Modern Economic Problems by Frank Albert Fetter
The difference between insurance and gambling
The insurance with which we are here concerned is that which gives financial indemnity. This is given for loss of expected net income, when by chance either receipts are less or costs are more than average. The two main classes as regards kinds of loss are property insurance and personal insurance. _Property insurance_ is that which indemnifies for loss of one's possession in specified ways, such as by fire, by the elements at sea (marine), by hail, lightning, or cyclone, by death (of valuable animals), by robbery, and by breakage (of window glass). _Personal insurance_ is that which indemnifies the beneficiary for loss of income as the result of various happenings to persons, the chief being death, accident, sickness, invalidity, old age, and unemployment. The principle of insurance is being constantly extended to new subjects and it is capable of further development
Sec. 5. #Insurance viewed as a wager.# Insurance, without question a highly useful thing, appears, paradoxically, to be in its outer form a bet. The large merchant with many vessels used in many kinds of business had in the days before marine insurance an advantage in distributing his losses over a number of voyages. Antonio, the wealthy merchant, is made thus to express his security:
"My ventures are not in one bottom trusted Nor to one place; nor is my whole estate Upon the fortune of the present year. Therefore my merchandise makes me not sad."

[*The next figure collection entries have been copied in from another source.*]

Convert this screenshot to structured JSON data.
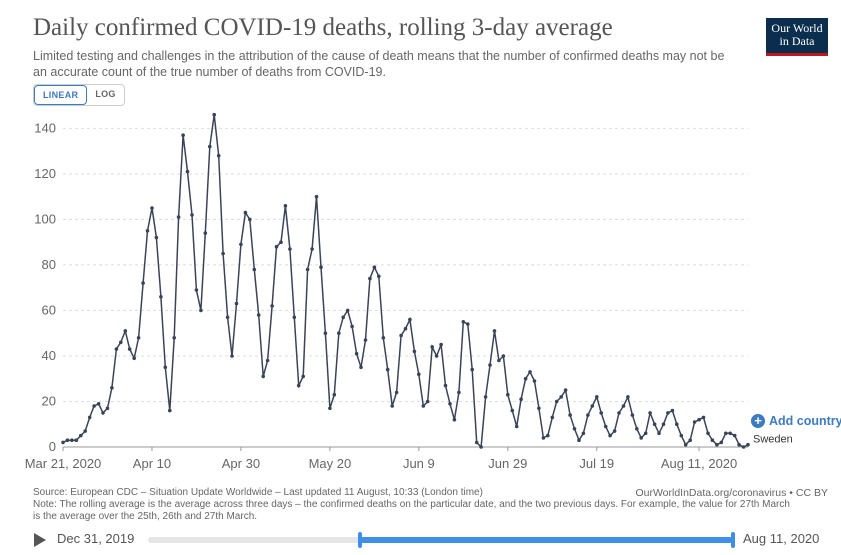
{
  "header": {
    "title": "Daily confirmed COVID-19 deaths, rolling 3-day average",
    "subtitle": "Limited testing and challenges in the attribution of the cause of death means that the number of confirmed deaths may not be an accurate count of the true number of deaths from COVID-19.",
    "logo_line1": "Our World",
    "logo_line2": "in Data"
  },
  "scale_toggle": {
    "linear_label": "LINEAR",
    "log_label": "LOG",
    "selected": "LINEAR"
  },
  "add_country_label": "Add country",
  "footer": {
    "source": "Source: European CDC – Situation Update Worldwide – Last updated 11 August, 10:33 (London time)",
    "url": "OurWorldInData.org/coronavirus • CC BY",
    "note": "Note: The rolling average is the average across three days – the confirmed deaths on the particular date, and the two previous days. For example, the value for 27th March is the average over the 25th, 26th and 27th March."
  },
  "timeline": {
    "start_label": "Dec 31, 2019",
    "end_label": "Aug 11, 2020"
  },
  "colors": {
    "line": "#3a4459",
    "accent": "#3d7bc1",
    "grid": "#dddddd"
  },
  "chart_data": {
    "type": "line",
    "title": "Daily confirmed COVID-19 deaths, rolling 3-day average",
    "xlabel": "",
    "ylabel": "",
    "start_date": "2020-03-21",
    "x_ticks": [
      {
        "label": "Mar 21, 2020",
        "day": 0
      },
      {
        "label": "Apr 10",
        "day": 20
      },
      {
        "label": "Apr 30",
        "day": 40
      },
      {
        "label": "May 20",
        "day": 60
      },
      {
        "label": "Jun 9",
        "day": 80
      },
      {
        "label": "Jun 29",
        "day": 100
      },
      {
        "label": "Jul 19",
        "day": 120
      },
      {
        "label": "Aug 11, 2020",
        "day": 143
      }
    ],
    "y_ticks": [
      0,
      20,
      40,
      60,
      80,
      100,
      120,
      140
    ],
    "ylim": [
      0,
      145
    ],
    "grid": true,
    "series": [
      {
        "name": "Sweden",
        "values": [
          2,
          3,
          3,
          3,
          5,
          7,
          13,
          18,
          19,
          15,
          17,
          26,
          43,
          46,
          51,
          43,
          39,
          48,
          72,
          95,
          105,
          92,
          66,
          35,
          16,
          48,
          101,
          137,
          121,
          102,
          69,
          60,
          94,
          132,
          146,
          128,
          85,
          57,
          40,
          63,
          89,
          103,
          100,
          78,
          58,
          31,
          38,
          62,
          88,
          90,
          106,
          87,
          57,
          27,
          31,
          78,
          87,
          110,
          79,
          50,
          17,
          23,
          50,
          57,
          60,
          53,
          41,
          35,
          47,
          74,
          79,
          75,
          48,
          34,
          18,
          24,
          49,
          52,
          56,
          42,
          32,
          18,
          20,
          44,
          40,
          45,
          27,
          19,
          12,
          24,
          55,
          54,
          34,
          2,
          0,
          22,
          36,
          51,
          38,
          40,
          23,
          16,
          9,
          21,
          30,
          33,
          29,
          17,
          4,
          5,
          13,
          20,
          22,
          25,
          14,
          8,
          3,
          6,
          14,
          18,
          22,
          15,
          9,
          5,
          7,
          15,
          18,
          22,
          14,
          8,
          4,
          6,
          15,
          10,
          6,
          10,
          15,
          16,
          10,
          5,
          1,
          3,
          11,
          12,
          13,
          6,
          3,
          1,
          2,
          6,
          6,
          5,
          1,
          0,
          1
        ]
      }
    ]
  }
}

In its early form marine insurance was the attempt of smaller ship-owners to distribute their losses (as could the wealthy merchant) over a number of undertakings, lucky and unlucky. It became customary for a ship-owner to bet with a wealthy man that the ship would not return. If it did come back, the owner could afford to pay the bet; if it did not, he won his bet and thus recovered a part of his loss. Gradually there came about a specialization of risk-taking by the men most able to bear it. They could tell by experience about what was the degree of uncertainty, and could lay their wagers accordingly. When several insurers were in the same business, competition forced them to insure the vessel and cargo of the ordinary trader for something near the percentage of risk involved. The insurance thus tended to become a mutual protection to the ship-owners; what had to be paid in premiums to cover risk came to be counted as part of the cost of carrying on that business.
Every legitimate form of insurance exhibits substantially the same characteristics; it reduces loss at the margin where it is felt most keenly. The difference between insurance and gambling, thus, lies primarily in the purpose of insurance, which is not to increase artificially the risk that any individual runs, but to neutralize or offset an already existing chance. The insurance bet is what is called a "hedge." The difference lies further in the collective method of insurance, which combines the chances scattered among a number of persons. Insurance does not increase the total of risks and of losses, but merely combines, averages, and distributes them equally among all the insured. This eliminates the chance element to the individual by converting it into a regular cost.